‘Hey, sorry for the late reminder, but your column is due this week.”
Oh, great. 4:30 p.m. on a Monday, at the day job, and Ken the Editor forgot to remind me I had a column due this week. Like I didn’t have enough to do! Ah, well. The show must go on.
What to do, what to do. Hm. I already wrote about Donald Trump. I already wrote about summer. I already wrote about baseball. I’m supposed to write about Forest Park, officially, but I haven’t even been here much this month. I was in D.C. all last week, for work. That was OK. I could write about that. I got to hang out in the Old Executive Office Building after-hours, where I organized a poker game in honor of my political hero, Richard Nixon. I got to walk past the White House several times, which people claim “never gets old” but I can testify that in reality the shine wears off after you do it twice. After that it’s just another gaudy McMansion in a gated community, right down to the super-fussy homeowner’s association rules governing what color shirts the snipers on the roof can wear. So that’s out.
Mother’s Day! I could write about Mother’s Day! We went to my brother’s and had brunch. High point: I told the 5-year-old that she couldn’t have a second cookie because we didn’t have enough for both her and her two siblings. Her siblings being outside at the moment, she ran to the garage door, the front door, and the back door, locked them all in rapid succession, hustled back to me and said, “Now can I have a cookie?” Kid’s funny.
Jesus. That’s only two hundred and eighty-seven words of a needed 600. SIX HUNDRED. How am I supposed to come up with SIX HUNDRED WORDS on NO NOTICE? Lookin’ at you here, Ken Trainor. Seriously, man, we gotta get a rhythm down on these things. I need to start worrying and procrastinating much earlier if I’m going to turn out something good.
Like from St. Patrick’s Day! Remember that column? I annoyed the DAYLIGHTS out of people with that one. I’m told I did, I mean. I don’t read your comments, Angry Forest Parkers. But I got some very gratifying reports about one or two of you getting heated up over your hangover-and-boiled-food-centric holiday, for which, thank you. Any day I can irritate internet commenters is a good day.
Four hundred and eleven words in the can. This meta-tactic is working.
Hm. What remains? And what the hell do I do with the next few months? Recipes? Advice column? Guest artists? Ken, can we let Jill Wagner take one of these? She’d be great. Some of those old Forest Park Review headlines from the ’50s that are still good today, like “Budget Crisis Escalates” or “Ruffians Concern Citizenry” or “Children At Risk From Popular Music.”
I have one remaining idea for a column but after that I’m pretty much tapped. Plus, I can’t really execute on 16 hours’ notice.

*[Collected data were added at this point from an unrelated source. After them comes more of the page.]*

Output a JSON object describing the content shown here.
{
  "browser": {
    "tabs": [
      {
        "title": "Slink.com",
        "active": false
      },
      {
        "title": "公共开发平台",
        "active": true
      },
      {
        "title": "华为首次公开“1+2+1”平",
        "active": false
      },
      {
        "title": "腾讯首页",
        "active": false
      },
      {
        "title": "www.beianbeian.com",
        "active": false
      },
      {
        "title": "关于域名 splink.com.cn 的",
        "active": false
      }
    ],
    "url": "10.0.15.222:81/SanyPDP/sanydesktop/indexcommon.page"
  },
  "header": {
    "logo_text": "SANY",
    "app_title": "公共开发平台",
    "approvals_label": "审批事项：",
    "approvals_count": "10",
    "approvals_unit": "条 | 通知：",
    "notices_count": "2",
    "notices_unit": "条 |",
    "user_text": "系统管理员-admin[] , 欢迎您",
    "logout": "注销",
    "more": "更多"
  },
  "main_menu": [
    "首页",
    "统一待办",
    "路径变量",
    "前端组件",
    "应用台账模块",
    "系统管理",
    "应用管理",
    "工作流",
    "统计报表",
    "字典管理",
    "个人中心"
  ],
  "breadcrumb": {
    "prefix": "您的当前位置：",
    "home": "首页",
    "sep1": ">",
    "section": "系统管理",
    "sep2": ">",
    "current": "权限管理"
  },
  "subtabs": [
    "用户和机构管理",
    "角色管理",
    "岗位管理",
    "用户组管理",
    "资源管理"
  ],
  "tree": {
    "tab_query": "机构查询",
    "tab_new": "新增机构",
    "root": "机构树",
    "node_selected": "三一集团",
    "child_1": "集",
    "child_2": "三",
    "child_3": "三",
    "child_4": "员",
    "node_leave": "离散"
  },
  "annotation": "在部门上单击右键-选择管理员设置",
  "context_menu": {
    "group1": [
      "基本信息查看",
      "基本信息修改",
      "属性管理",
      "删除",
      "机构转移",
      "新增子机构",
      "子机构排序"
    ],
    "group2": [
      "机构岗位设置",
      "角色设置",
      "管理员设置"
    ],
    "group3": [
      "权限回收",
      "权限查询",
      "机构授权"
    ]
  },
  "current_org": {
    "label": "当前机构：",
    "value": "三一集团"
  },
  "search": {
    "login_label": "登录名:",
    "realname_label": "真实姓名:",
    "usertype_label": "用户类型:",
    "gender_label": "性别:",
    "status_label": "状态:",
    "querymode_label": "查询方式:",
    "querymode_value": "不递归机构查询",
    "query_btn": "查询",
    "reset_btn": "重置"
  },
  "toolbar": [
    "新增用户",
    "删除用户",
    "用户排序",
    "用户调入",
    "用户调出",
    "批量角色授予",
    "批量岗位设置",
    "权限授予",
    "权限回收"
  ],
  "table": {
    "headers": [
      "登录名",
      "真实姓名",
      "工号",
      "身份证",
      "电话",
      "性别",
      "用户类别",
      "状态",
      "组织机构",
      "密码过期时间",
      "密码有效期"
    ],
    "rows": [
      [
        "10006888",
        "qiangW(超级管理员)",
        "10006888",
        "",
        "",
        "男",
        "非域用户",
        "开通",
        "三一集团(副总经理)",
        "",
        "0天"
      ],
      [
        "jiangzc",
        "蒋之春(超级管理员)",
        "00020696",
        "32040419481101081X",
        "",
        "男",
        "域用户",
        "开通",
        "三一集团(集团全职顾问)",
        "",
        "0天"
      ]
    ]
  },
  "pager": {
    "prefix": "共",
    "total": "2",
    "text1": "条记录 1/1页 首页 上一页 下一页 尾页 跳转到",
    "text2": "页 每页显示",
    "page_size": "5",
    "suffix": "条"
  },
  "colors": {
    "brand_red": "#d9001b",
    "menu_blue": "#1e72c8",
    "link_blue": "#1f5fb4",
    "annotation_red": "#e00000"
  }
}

Fine. Here’s a preview: The Brown Cow on Madison Street has a sundae called “The Trough.” Seven pounds of ice cream! I intend to assemble a strike team to take on this sundae and record the experience. I figure it’ll take seven people, five of whom will survive. I’ve only tried to take on a sundae like this once before, and it would have killed me if I hadn’t had a reliable team of Sherpas with me. Maybe in June’s paper. (What day is that column due, Ken?)